4. O que fazer diante da recusa?
a. Não encoraje nem reforce a rejeição
Mesmo que a criança demonstre resistência, é importante que o genitor que detém a guarda não incentive essa rejeição. Frases como “você não é obrigado a ir” ou “ele(a) nem sente sua falta” reforçam a insegurança e podem configurar alienação parental.
b. Converse com a criança
Procure entender, com escuta ativa e acolhimento, o que está motivando a recusa. Evite pressões ou ameaças. Às vezes, um simples mal-entendido ou uma frustração isolada pode ser o motivo.
c. Tente o diálogo com o outro genitor
Se houver abertura, conversar com o outro responsável pode ajudar a alinhar condutas, esclarecer episódios e melhorar a qualidade da convivência. Ajustes no cronograma, no local das visitas ou na forma de contato podem fazer diferença.

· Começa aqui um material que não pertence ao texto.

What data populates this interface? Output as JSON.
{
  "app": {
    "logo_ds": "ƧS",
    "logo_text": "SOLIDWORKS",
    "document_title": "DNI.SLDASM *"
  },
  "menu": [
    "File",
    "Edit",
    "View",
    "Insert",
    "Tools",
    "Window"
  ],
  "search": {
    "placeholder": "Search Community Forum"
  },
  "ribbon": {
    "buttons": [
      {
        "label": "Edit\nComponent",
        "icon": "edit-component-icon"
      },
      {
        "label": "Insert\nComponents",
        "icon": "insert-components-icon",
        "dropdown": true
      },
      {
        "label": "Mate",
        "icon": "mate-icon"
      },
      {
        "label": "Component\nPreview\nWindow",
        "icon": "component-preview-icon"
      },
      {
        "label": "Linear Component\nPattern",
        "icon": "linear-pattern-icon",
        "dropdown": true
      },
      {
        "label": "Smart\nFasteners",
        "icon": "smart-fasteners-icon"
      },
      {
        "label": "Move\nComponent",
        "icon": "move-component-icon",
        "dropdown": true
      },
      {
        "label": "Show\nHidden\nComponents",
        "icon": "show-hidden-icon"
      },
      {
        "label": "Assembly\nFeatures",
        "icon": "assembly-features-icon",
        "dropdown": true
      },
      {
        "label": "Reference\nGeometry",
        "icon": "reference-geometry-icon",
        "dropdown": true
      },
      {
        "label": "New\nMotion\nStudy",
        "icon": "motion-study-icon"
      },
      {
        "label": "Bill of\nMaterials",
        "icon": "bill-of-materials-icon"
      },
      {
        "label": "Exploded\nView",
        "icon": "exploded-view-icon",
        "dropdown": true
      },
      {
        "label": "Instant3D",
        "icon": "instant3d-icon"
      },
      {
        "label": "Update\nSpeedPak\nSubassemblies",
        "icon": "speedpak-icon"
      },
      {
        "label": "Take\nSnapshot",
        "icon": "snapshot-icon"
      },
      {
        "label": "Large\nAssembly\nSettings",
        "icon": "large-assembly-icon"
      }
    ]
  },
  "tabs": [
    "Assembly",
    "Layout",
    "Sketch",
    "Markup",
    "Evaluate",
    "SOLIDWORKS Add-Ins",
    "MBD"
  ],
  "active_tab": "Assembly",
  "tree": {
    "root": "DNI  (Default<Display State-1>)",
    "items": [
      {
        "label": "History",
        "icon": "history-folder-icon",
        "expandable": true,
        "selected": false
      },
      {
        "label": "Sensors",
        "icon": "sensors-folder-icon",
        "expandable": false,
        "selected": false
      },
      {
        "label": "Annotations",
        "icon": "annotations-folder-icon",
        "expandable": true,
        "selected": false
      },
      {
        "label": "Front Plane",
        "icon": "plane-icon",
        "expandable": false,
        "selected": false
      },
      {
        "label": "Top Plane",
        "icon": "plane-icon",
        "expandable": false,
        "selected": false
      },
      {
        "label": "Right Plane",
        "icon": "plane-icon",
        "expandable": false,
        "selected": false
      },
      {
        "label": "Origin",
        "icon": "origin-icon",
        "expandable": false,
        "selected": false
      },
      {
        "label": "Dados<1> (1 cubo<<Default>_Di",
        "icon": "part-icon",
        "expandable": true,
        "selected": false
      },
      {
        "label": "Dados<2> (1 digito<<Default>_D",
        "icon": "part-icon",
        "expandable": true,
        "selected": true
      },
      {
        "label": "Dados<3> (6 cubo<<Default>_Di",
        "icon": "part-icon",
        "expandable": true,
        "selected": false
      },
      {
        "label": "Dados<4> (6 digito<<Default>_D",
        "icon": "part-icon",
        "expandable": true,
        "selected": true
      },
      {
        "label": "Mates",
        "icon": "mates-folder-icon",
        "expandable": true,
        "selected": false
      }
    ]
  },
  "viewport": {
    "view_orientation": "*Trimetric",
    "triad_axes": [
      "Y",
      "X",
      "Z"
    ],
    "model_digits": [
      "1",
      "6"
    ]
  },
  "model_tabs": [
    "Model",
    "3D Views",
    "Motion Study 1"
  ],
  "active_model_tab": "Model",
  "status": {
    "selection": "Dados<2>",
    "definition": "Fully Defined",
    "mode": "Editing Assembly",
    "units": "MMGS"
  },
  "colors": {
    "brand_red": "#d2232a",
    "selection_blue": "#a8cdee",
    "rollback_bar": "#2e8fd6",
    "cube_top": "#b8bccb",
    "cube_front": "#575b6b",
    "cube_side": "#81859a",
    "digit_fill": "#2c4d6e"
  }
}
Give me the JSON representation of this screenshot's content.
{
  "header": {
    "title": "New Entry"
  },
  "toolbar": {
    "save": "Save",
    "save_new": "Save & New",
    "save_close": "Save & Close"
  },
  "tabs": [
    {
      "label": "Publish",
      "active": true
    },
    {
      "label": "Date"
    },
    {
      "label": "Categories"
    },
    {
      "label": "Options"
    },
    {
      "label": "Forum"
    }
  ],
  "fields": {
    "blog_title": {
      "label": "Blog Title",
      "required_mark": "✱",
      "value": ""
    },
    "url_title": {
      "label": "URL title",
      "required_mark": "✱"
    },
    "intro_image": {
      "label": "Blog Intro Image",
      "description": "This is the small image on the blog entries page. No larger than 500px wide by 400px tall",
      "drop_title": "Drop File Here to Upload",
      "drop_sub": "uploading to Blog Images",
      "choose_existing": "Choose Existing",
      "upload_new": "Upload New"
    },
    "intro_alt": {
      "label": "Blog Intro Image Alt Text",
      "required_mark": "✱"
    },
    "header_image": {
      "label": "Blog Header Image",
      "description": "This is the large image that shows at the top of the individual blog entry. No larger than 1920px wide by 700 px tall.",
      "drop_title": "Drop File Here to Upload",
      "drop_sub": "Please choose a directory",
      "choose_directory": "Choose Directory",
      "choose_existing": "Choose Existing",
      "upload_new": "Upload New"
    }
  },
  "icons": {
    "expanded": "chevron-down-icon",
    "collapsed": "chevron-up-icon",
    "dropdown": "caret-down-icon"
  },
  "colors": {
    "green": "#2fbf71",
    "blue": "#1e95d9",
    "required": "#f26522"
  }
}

d. Busque apoio psicológico
Acompanhamento psicológico da criança (e eventualmente dos pais) é uma ferramenta essencial para lidar com conflitos emocionais. Além de acolher a criança, o terapeuta pode produzir relatórios que auxiliam judicialmente na reavaliação da convivência.
e. Registre as tentativas de cumprimento
Se você é o genitor que enfrenta resistência por parte do outro responsável, registre suas tentativas de exercer o direito de convivência: mensagens, registros de horários, ausência do menor no ponto de encontro etc. Esses dados são úteis caso a situação precise ser judicializada.
- A convivência pode ser suspensa?
Em casos graves, sim. A suspensão do direito de convivência pode ser determinada judicialmente quando houver risco à integridade física ou psicológica da criança. Isso é comum em situações de abuso, violência, negligência ou quando o contato está causando sofrimento comprovado.
A suspensão pode ser:
- Temporária, com acompanhamento técnico;
- Condicionada a visitas supervisionadas, em local neutro;
- Substituída por contatos não presenciais, como videochamadas.
A decisão é sempre do juiz, com base em provas e parecer do Ministério Público.
- É possível alterar o regime de convivência (as visitas)?
Sim. Se a situação persistir e houver justificativas relevantes, o genitor pode ingressar com ação de modificação do regime de convivência. A Justiça pode avaliar se é o caso de restringir, suspender ou até reorganizar o convívio.
Essa decisão será tomada com base:
- Na escuta da criança (quando possível);
- Em laudos psicológicos e sociais;
- No histórico de relacionamento;
- Na conduta dos pais e impacto sobre o menor.
Conclusão
A recusa da criança em visitar um dos pais é um alerta — e não deve ser ignorado nem banalizado. O direito de convivência é da criança, e preservar vínculos familiares, quando saudáveis, é parte essencial de sua formação.
Se você está passando por isso, o ideal é buscar orientação jurídica e, sempre que possível, apoio profissional especializado. Cada família tem sua história, e cada criança tem seu tempo. A melhor solução é aquela que respeita a individualidade do menor e garante sua segurança, estabilidade e afeto.